Up until now we hadn’t really been sure we would make it to Montenegro in time for the HUBB meeting near Kolasin. Looking at the maps while planning this trip it seemed like it would be doable to fit it in our time frame and the others things we wanted to do, but we weren’t quite sure. The last thing we want to do while on the road is stress out, so we tend to be flexible with our plans. You know, the hang loose, everything goes attitude. Now that we’re this close to the border with Bosnia i Herzegovina it dawns on us that we shouldn’t have any problems getting to the meeting, even at a relaxed pace and some sight-seeing detours. Happy campers!
While I walk to the camp site store for some provisions, Sofie packs up our sleeping gear. We’re ready to roll by 9:30. It takes less than 30 minutes to get to the border. This will be the first border crossing where there’s a proper check of the bike’s paperwork, but everything seems in order. And apparently we’re not yet known as enemies of the state, spies or terrorists. It al goes pretty smooth.
Speed limits are a bit of a let down though. 80kph? Are these guys kidding?
Less than 5 minutes in it is already pretty clear that you’re in a different country. A bit weird considering this was all just one country under Tito. But we hadn’t spotted any mosques in Croatia and at least in this part of BIH they are a pretty common sight.
We ride into Bihac to pull some Bosnian Marks from an ATM and fill up on fuel. Bihac seems to be a commercial hub for car wash shops. The city is filled with them in all sizes. Smaller villages around clearly focus more on tyre shops and vulcanizers. In every little hamlet, no matter how small, there seem to be at least 3 of them. I guess it says something about the general state of the roads.
For lunch we stop in a small bar on the side of the road in some non-descript village.

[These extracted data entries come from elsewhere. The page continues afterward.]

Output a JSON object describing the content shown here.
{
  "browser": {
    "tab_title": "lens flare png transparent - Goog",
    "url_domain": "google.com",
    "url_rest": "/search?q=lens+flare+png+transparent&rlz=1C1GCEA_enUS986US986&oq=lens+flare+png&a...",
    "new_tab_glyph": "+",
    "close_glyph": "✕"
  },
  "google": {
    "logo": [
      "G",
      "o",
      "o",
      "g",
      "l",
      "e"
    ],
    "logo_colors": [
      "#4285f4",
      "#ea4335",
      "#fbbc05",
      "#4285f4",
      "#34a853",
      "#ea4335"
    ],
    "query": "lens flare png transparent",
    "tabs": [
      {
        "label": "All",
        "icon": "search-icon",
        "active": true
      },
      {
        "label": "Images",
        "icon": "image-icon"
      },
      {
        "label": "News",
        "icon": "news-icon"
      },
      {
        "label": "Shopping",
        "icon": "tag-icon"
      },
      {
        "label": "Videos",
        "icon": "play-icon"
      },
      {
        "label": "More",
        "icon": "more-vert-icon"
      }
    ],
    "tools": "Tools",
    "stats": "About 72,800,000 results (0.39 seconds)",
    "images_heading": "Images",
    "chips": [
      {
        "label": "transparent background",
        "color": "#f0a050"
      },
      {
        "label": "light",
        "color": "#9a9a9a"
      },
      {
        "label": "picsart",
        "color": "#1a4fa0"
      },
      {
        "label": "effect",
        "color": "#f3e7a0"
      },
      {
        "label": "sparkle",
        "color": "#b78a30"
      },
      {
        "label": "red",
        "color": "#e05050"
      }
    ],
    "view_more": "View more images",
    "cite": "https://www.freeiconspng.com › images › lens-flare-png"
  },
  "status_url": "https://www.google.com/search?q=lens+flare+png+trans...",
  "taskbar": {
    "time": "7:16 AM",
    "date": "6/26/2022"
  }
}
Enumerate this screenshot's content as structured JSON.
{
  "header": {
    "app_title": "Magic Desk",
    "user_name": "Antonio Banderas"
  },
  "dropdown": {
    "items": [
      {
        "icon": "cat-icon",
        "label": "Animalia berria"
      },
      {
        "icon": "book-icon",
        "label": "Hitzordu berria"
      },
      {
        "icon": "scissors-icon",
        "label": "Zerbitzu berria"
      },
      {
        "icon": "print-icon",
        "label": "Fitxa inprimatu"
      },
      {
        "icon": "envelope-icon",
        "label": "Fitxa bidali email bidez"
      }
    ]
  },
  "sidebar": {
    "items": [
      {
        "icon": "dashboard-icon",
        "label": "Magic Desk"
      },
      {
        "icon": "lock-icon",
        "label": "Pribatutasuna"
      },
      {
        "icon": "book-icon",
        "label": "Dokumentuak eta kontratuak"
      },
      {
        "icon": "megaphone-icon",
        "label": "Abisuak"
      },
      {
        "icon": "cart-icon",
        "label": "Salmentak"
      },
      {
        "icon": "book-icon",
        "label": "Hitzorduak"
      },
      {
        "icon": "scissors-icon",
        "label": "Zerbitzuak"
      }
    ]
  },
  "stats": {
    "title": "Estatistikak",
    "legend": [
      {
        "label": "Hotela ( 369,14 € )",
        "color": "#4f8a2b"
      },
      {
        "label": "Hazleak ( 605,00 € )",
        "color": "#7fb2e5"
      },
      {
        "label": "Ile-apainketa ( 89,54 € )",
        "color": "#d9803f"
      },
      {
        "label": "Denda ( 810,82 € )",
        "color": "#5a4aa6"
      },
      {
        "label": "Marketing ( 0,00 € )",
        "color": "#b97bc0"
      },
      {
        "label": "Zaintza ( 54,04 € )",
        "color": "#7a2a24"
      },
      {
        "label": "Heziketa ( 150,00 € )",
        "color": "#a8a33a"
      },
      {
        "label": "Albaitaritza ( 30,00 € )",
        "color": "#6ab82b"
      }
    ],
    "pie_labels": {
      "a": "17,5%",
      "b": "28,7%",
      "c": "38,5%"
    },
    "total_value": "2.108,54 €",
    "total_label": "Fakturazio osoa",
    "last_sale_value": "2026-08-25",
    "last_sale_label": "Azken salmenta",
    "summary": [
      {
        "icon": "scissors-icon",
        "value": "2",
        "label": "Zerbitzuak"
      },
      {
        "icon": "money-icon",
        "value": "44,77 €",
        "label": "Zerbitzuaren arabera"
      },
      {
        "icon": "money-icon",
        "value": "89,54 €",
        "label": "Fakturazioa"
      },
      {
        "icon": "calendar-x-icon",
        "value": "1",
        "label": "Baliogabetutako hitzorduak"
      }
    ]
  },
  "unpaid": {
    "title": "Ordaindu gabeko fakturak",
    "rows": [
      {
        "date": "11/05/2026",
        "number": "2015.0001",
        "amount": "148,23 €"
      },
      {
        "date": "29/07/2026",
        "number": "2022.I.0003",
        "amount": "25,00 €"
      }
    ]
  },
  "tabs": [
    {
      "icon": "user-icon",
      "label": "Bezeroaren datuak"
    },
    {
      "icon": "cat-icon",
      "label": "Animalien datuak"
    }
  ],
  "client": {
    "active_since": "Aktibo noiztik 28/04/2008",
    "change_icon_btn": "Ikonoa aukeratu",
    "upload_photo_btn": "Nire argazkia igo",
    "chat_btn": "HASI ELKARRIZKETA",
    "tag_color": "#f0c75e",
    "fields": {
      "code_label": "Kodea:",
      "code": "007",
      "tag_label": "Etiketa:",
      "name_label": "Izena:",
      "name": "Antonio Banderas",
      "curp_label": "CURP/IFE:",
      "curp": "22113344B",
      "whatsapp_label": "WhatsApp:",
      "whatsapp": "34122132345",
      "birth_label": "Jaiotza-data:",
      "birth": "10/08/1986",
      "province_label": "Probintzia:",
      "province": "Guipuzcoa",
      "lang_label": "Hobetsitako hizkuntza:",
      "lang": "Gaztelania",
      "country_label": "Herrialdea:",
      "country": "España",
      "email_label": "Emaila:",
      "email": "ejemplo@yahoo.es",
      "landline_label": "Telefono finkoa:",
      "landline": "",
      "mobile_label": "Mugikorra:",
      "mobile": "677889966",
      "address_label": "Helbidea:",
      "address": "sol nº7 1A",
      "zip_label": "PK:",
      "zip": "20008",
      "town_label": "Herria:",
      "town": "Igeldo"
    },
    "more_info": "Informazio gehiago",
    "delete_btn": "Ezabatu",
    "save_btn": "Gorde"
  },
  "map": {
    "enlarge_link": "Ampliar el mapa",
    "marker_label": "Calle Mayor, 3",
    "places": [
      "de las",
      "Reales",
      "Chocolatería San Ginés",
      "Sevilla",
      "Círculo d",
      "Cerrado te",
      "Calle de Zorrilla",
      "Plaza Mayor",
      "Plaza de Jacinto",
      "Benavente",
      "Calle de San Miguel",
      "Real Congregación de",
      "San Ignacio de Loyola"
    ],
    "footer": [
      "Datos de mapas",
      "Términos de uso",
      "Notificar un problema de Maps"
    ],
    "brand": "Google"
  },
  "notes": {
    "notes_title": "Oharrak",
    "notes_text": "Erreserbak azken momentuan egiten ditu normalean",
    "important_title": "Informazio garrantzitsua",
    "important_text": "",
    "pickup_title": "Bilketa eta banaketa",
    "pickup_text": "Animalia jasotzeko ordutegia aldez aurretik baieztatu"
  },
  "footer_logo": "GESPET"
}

While we’re parking the bikes a group of young kids across the street are waving and gesturing that we should twist the throttle a little. The Tenere’s single with stock pipes does not seem to impress them too much though. But 14000RPM on the FZ6 gets some properly excited.
English, German or French don’t get us very far with placing an order, but some sign language and the few words of Russian we know get the job done. Although the waiter is still looking at us like we just stepped out of a UFO. While we’re waiting for the food we watch life pass by on the main road through the village. Volkswagen Golfs appear to be all the rage, as about one in three cars that pass are of that persuasion. Most of them a couple of generations old though. We’ll be having a lot of fun “Golf-spotting” for the rest of our trip through the country.
People seem to be a bit more reserved here than in Croatia. But when we get up to leave after a very tasty lunch the owner of the place comes over gesturing we should wait. He’s dragging what looks to be his grand daughter behind him. Apparently she’s the only one around that knows a few words in English. He wants her to wish us a good trip through Bosnia and dragged her over from god knows where just to tell us that. I could not imagine any bar owner doing such a thing back home. So the reserved attitude of the people should definitely not be confused with unfriendliness.
While we continue our trip we’re in for another little surprise. On the map the road between Bosanska Krupa and Bosanska Petrovac looked like a pretty major road. On the ground it looks a little different.
We were expecting to come across some gravel roads, but not really on this stretch. The poor FZ isn’t really made for this kind of terrain. Sofie tries to pretend it is her DRZ, but the suspension doesn’t cope that well with all the potholes so she’s glad when we hit tarmac again after about 30km.
Closing in on Kljuc we’re intriged by the landscape. It doesn’t really dawn on us at first.
But this does not quite look natural.
We roll into Jajce a little after 4PM. According to the map there should be a camp site around so we decide to look for it. It’s not that hard, it’s signposted. The camp site is basic but the pitches are nice, it’s clean, the price is pretty reasonable and there’s a restaurant.
Dinner is a 20m walk away, and there’s Wifi! We couldn’t ask for more. Except for the nice piece of meat with an absolutely divine smoked paprika sauce. Afterwards we hit the sack pretty early.